初回の量産発注では、約10億USドルの予算で2,244両のM-ATVが注文された。その後調達数は5,244両にまで増やされた。内訳はアメリカ陸軍向けが2,598両、海兵隊向けが1,565両、特殊作戦軍(SOCOM)向け643両、空軍向け280両、海軍向け65両、そしてテスト用車両が93両であった[11]。
2009年7月には最初の量産車46両がオシュコシュ社より納品され、10月には最初の車両がアフガニスタンに到着した。11月には納品数が1,000両以上となった。オシュコシュ社は国防総省との契約で月産1,000両の生産能力を要求されていたが、12月には本拠地であるウィスコンシン州オシュコシュと、ペンシルベニア州マッコネルズバーグでの分散生産体制により、その生産能力を獲得していた[12]。2010年3月には、オシュコシュ社から初回発注分が完納された。その後も追加調達が行われ、総計8,722両のM-ATVがアフガニスタンで活動する陸軍、海兵隊、SOCOM、空軍に供給された。

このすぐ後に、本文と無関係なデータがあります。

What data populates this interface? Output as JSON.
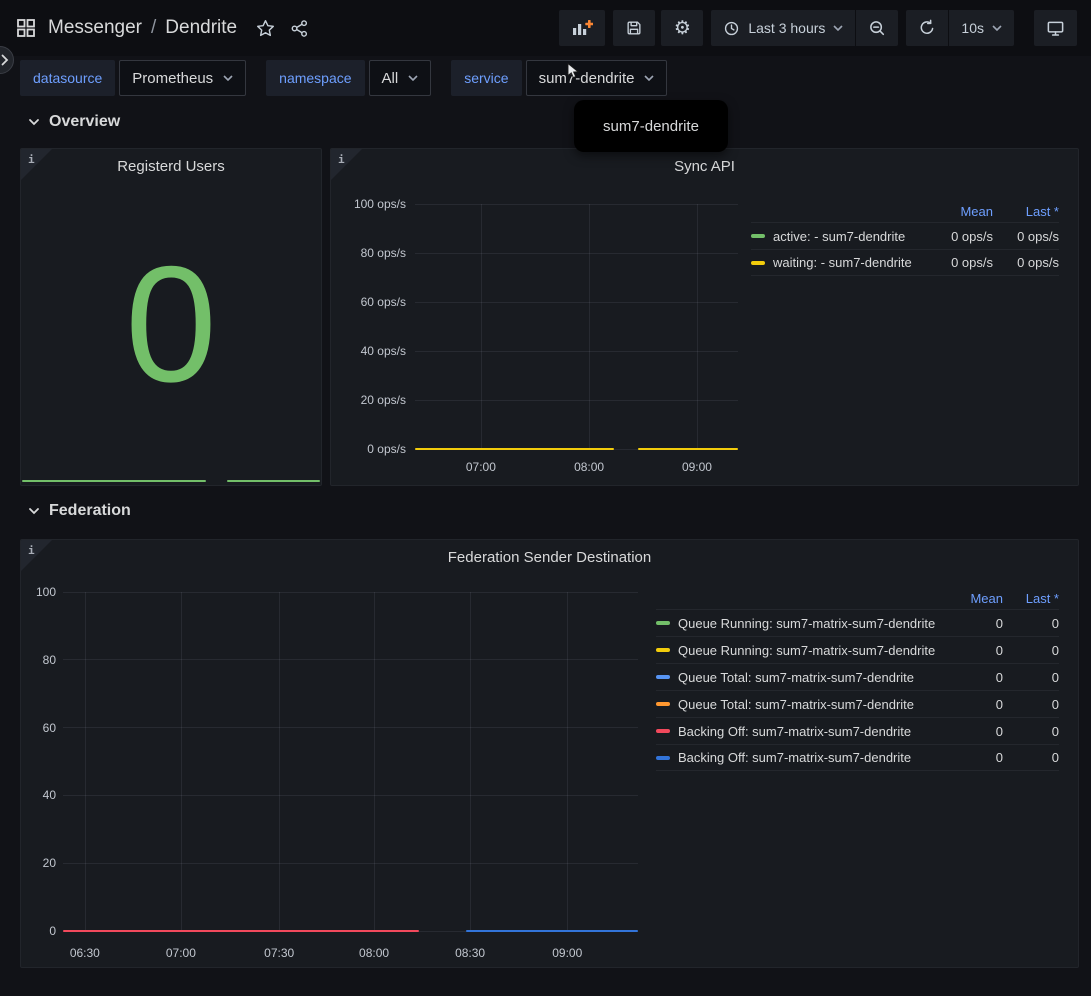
{
  "icons": {
    "info": "i",
    "gear": "⚙"
  },
  "header": {
    "breadcrumb": {
      "app": "Messenger",
      "separator": "/",
      "page": "Dendrite"
    },
    "time_range": "Last 3 hours",
    "refresh_interval": "10s"
  },
  "variables": [
    {
      "label": "datasource",
      "value": "Prometheus"
    },
    {
      "label": "namespace",
      "value": "All"
    },
    {
      "label": "service",
      "value": "sum7-dendrite"
    }
  ],
  "tooltip": {
    "text": "sum7-dendrite"
  },
  "sections": {
    "overview": "Overview",
    "federation": "Federation"
  },
  "panels": {
    "registered_users": {
      "title": "Registerd Users",
      "value": "0",
      "value_color": "#73BF69",
      "sparkline": {
        "color": "#73BF69",
        "segments": [
          {
            "f1": 0,
            "f2": 0.619
          },
          {
            "f1": 0.689,
            "f2": 1
          }
        ]
      }
    }
  },
  "chart_data": [
    {
      "type": "line",
      "title": "Sync API",
      "unit": "ops/s",
      "ylim": [
        0,
        100
      ],
      "grid": true,
      "legend_position": "right-table",
      "y_ticks": [
        "100 ops/s",
        "80 ops/s",
        "60 ops/s",
        "40 ops/s",
        "20 ops/s",
        "0 ops/s"
      ],
      "x_ticks": [
        {
          "label": "07:00",
          "f": 0.204
        },
        {
          "label": "08:00",
          "f": 0.539
        },
        {
          "label": "09:00",
          "f": 0.873
        }
      ],
      "series": [
        {
          "name": "active: - sum7-dendrite",
          "color": "#73BF69",
          "values": [
            0,
            0,
            0
          ]
        },
        {
          "name": "waiting: - sum7-dendrite",
          "color": "#F2CC0C",
          "values": [
            0,
            0,
            0
          ]
        }
      ],
      "segments": [
        {
          "color": "#F2CC0C",
          "y": 1,
          "f1": 0,
          "f2": 0.616
        },
        {
          "color": "#F2CC0C",
          "y": 1,
          "f1": 0.69,
          "f2": 1
        }
      ],
      "legend": {
        "headers": [
          "Mean",
          "Last *"
        ],
        "rows": [
          {
            "color": "#73BF69",
            "label": "active: - sum7-dendrite",
            "mean": "0 ops/s",
            "last": "0 ops/s"
          },
          {
            "color": "#F2CC0C",
            "label": "waiting: - sum7-dendrite",
            "mean": "0 ops/s",
            "last": "0 ops/s"
          }
        ]
      }
    },
    {
      "type": "line",
      "title": "Federation Sender Destination",
      "ylim": [
        0,
        100
      ],
      "grid": true,
      "legend_position": "right-table",
      "y_ticks": [
        "100",
        "80",
        "60",
        "40",
        "20",
        "0"
      ],
      "x_ticks": [
        {
          "label": "06:30",
          "f": 0.038
        },
        {
          "label": "07:00",
          "f": 0.205
        },
        {
          "label": "07:30",
          "f": 0.376
        },
        {
          "label": "08:00",
          "f": 0.541
        },
        {
          "label": "08:30",
          "f": 0.708
        },
        {
          "label": "09:00",
          "f": 0.877
        }
      ],
      "series": [
        {
          "name": "Queue Running: sum7-matrix-sum7-dendrite",
          "color": "#73BF69",
          "values": [
            0,
            0,
            0,
            0,
            0,
            0
          ]
        },
        {
          "name": "Queue Running: sum7-matrix-sum7-dendrite",
          "color": "#F2CC0C",
          "values": [
            0,
            0,
            0,
            0,
            0,
            0
          ]
        },
        {
          "name": "Queue Total: sum7-matrix-sum7-dendrite",
          "color": "#5794F2",
          "values": [
            0,
            0,
            0,
            0,
            0,
            0
          ]
        },
        {
          "name": "Queue Total: sum7-matrix-sum7-dendrite",
          "color": "#FF9830",
          "values": [
            0,
            0,
            0,
            0,
            0,
            0
          ]
        },
        {
          "name": "Backing Off: sum7-matrix-sum7-dendrite",
          "color": "#F2495C",
          "values": [
            0,
            0,
            0,
            0,
            0,
            0
          ]
        },
        {
          "name": "Backing Off: sum7-matrix-sum7-dendrite",
          "color": "#3274D9",
          "values": [
            0,
            0,
            0,
            0,
            0,
            0
          ]
        }
      ],
      "segments": [
        {
          "color": "#F2495C",
          "y": 1,
          "f1": 0,
          "f2": 0.619
        },
        {
          "color": "#3274D9",
          "y": 1,
          "f1": 0.701,
          "f2": 1
        }
      ],
      "legend": {
        "headers": [
          "Mean",
          "Last *"
        ],
        "rows": [
          {
            "color": "#73BF69",
            "label": "Queue Running: sum7-matrix-sum7-dendrite",
            "mean": "0",
            "last": "0"
          },
          {
            "color": "#F2CC0C",
            "label": "Queue Running: sum7-matrix-sum7-dendrite",
            "mean": "0",
            "last": "0"
          },
          {
            "color": "#5794F2",
            "label": "Queue Total: sum7-matrix-sum7-dendrite",
            "mean": "0",
            "last": "0"
          },
          {
            "color": "#FF9830",
            "label": "Queue Total: sum7-matrix-sum7-dendrite",
            "mean": "0",
            "last": "0"
          },
          {
            "color": "#F2495C",
            "label": "Backing Off: sum7-matrix-sum7-dendrite",
            "mean": "0",
            "last": "0"
          },
          {
            "color": "#3274D9",
            "label": "Backing Off: sum7-matrix-sum7-dendrite",
            "mean": "0",
            "last": "0"
          }
        ]
      }
    }
  ],
  "colors": {
    "green": "#73BF69",
    "yellow": "#F2CC0C",
    "blue": "#5794F2",
    "orange": "#FF9830",
    "red": "#F2495C",
    "dark_blue": "#3274D9",
    "legend_header": "#6E9FFF",
    "stat_green": "#73BF69",
    "panel_bg": "#181B20",
    "page_bg": "#111217"
  }
}
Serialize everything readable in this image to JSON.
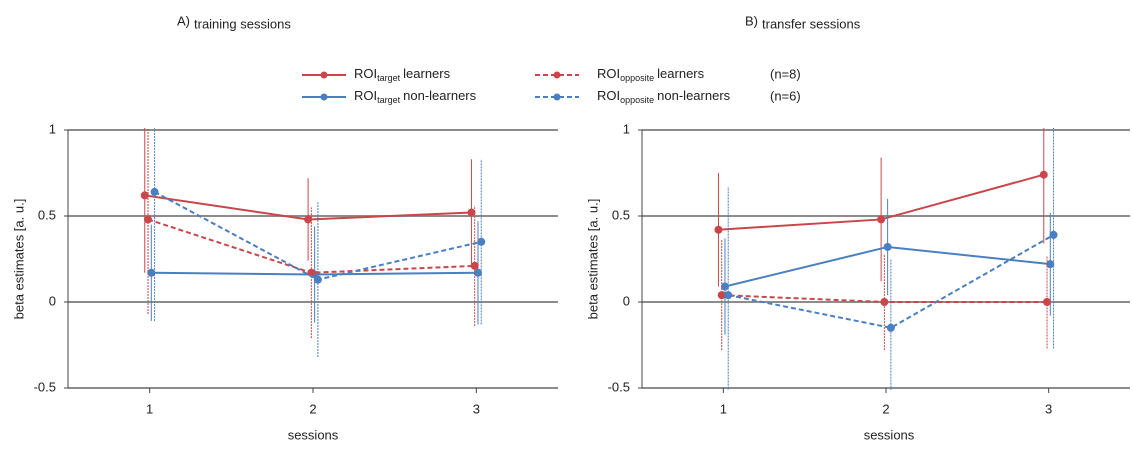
{
  "legend": {
    "items": [
      {
        "base": "ROI",
        "sub": "target",
        "text": "learners",
        "color": "#c9474a",
        "dashed": false
      },
      {
        "base": "ROI",
        "sub": "target",
        "text": "non-learners",
        "color": "#4a7fc1",
        "dashed": false
      },
      {
        "base": "ROI",
        "sub": "opposite",
        "text": "learners",
        "color": "#c9474a",
        "dashed": true,
        "note": "(n=8)"
      },
      {
        "base": "ROI",
        "sub": "opposite",
        "text": "non-learners",
        "color": "#4a7fc1",
        "dashed": true,
        "note": "(n=6)"
      }
    ]
  },
  "chart_data": [
    {
      "type": "line",
      "panel": "A)",
      "title": "training sessions",
      "xlabel": "sessions",
      "ylabel": "beta estimates [a. u.]",
      "x": [
        1,
        2,
        3
      ],
      "xlim": [
        0.5,
        3.5
      ],
      "xticks": [
        1,
        2,
        3
      ],
      "ylim": [
        -0.5,
        1
      ],
      "yticks": [
        -0.5,
        0,
        0.5,
        1
      ],
      "grid": true,
      "series": [
        {
          "color": "#c9474a",
          "dashed": false,
          "values": [
            0.62,
            0.48,
            0.52
          ],
          "errors": [
            0.45,
            0.24,
            0.31
          ]
        },
        {
          "color": "#4a7fc1",
          "dashed": false,
          "values": [
            0.17,
            0.16,
            0.17
          ],
          "errors": [
            0.28,
            0.28,
            0.3
          ]
        },
        {
          "color": "#c9474a",
          "dashed": true,
          "values": [
            0.48,
            0.17,
            0.21
          ],
          "errors": [
            0.55,
            0.38,
            0.35
          ]
        },
        {
          "color": "#4a7fc1",
          "dashed": true,
          "values": [
            0.64,
            0.13,
            0.35
          ],
          "errors": [
            0.75,
            0.45,
            0.48
          ]
        }
      ]
    },
    {
      "type": "line",
      "panel": "B)",
      "title": "transfer sessions",
      "xlabel": "sessions",
      "ylabel": "beta estimates [a. u.]",
      "x": [
        1,
        2,
        3
      ],
      "xlim": [
        0.5,
        3.5
      ],
      "xticks": [
        1,
        2,
        3
      ],
      "ylim": [
        -0.5,
        1
      ],
      "yticks": [
        -0.5,
        0,
        0.5,
        1
      ],
      "grid": true,
      "series": [
        {
          "color": "#c9474a",
          "dashed": false,
          "values": [
            0.42,
            0.48,
            0.74
          ],
          "errors": [
            0.33,
            0.36,
            0.4
          ]
        },
        {
          "color": "#4a7fc1",
          "dashed": false,
          "values": [
            0.09,
            0.32,
            0.22
          ],
          "errors": [
            0.28,
            0.28,
            0.3
          ]
        },
        {
          "color": "#c9474a",
          "dashed": true,
          "values": [
            0.04,
            0.0,
            0.0
          ],
          "errors": [
            0.32,
            0.28,
            0.27
          ]
        },
        {
          "color": "#4a7fc1",
          "dashed": true,
          "values": [
            0.04,
            -0.15,
            0.39
          ],
          "errors": [
            0.63,
            0.4,
            0.66
          ]
        }
      ]
    }
  ]
}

アフガニスタンでの大規模な作戦終了後、アメリカ政府は調達されたM-ATVの約8割、およそ7,000両を維持することを決定した。約5,400両が陸軍、250両がSOCOM、1,350両が海兵隊その他の保有分となる。これらの車両の一部はオシュコシュ社によって改修を受けることとなり、2014年8月から順次改修が行われている。内容は、既生産車の最終量産パッチ相当への改修、車体下部追加装甲(Underbody Improvement Kit, UIK)の装着、改良された自動消火システム(Automatic Fire Extinguishing System, AFES)の搭載などである。
オシュコシュ社では2013年に、同社で開発した無人自動車"テラマックス"のシステムをM-ATVに搭載する計画も発表している。この改修によりM-ATVが無人地上車両(UGV)となり、工兵部隊での対IED任務や危険地域での移動経路確保任務などへ利用可能であると提案されている[13]。
また2015年2月には、M-ATVにM230 30mm機関砲をRWSを介して搭載し、射撃するデモンストレーションが行われた。
2015年8月25日には、アメリカ軍の進める次期軍用車両の調達・配備計画である"JLTV"(Joint Light Tactical Vehicle, 統合軽戦術車両)計画の車種に、オシュコシュ社のL-ATVが選定された。JLTVは現在アメリカ軍で広く使用されているハンヴィーシリーズ全体の後継車種になることを目的としており、第一弾の契約では約67.5億ドルの予算で17,000両のL-ATVが導入される予定で、最終的には53,582両が総額535億ドルで調達される大型契約となる予定である[14][15]。このL-ATVは、M-ATVの実戦での運用評価に基づいて開発された兄弟車両で、重量はM-ATVの2/3程度と軽く、より機動性の高い汎用車両である。
2023年9月のロシア軍のウクライナ進行の中で、最激戦地ザポリージャ州ロボティーンの攻防でウクライナ軍は、米軍供与のM-ATVでロシア軍が敷設した対戦車地雷を踏んでしまい大きな爆発を起こすも、乗員は全員無事であった。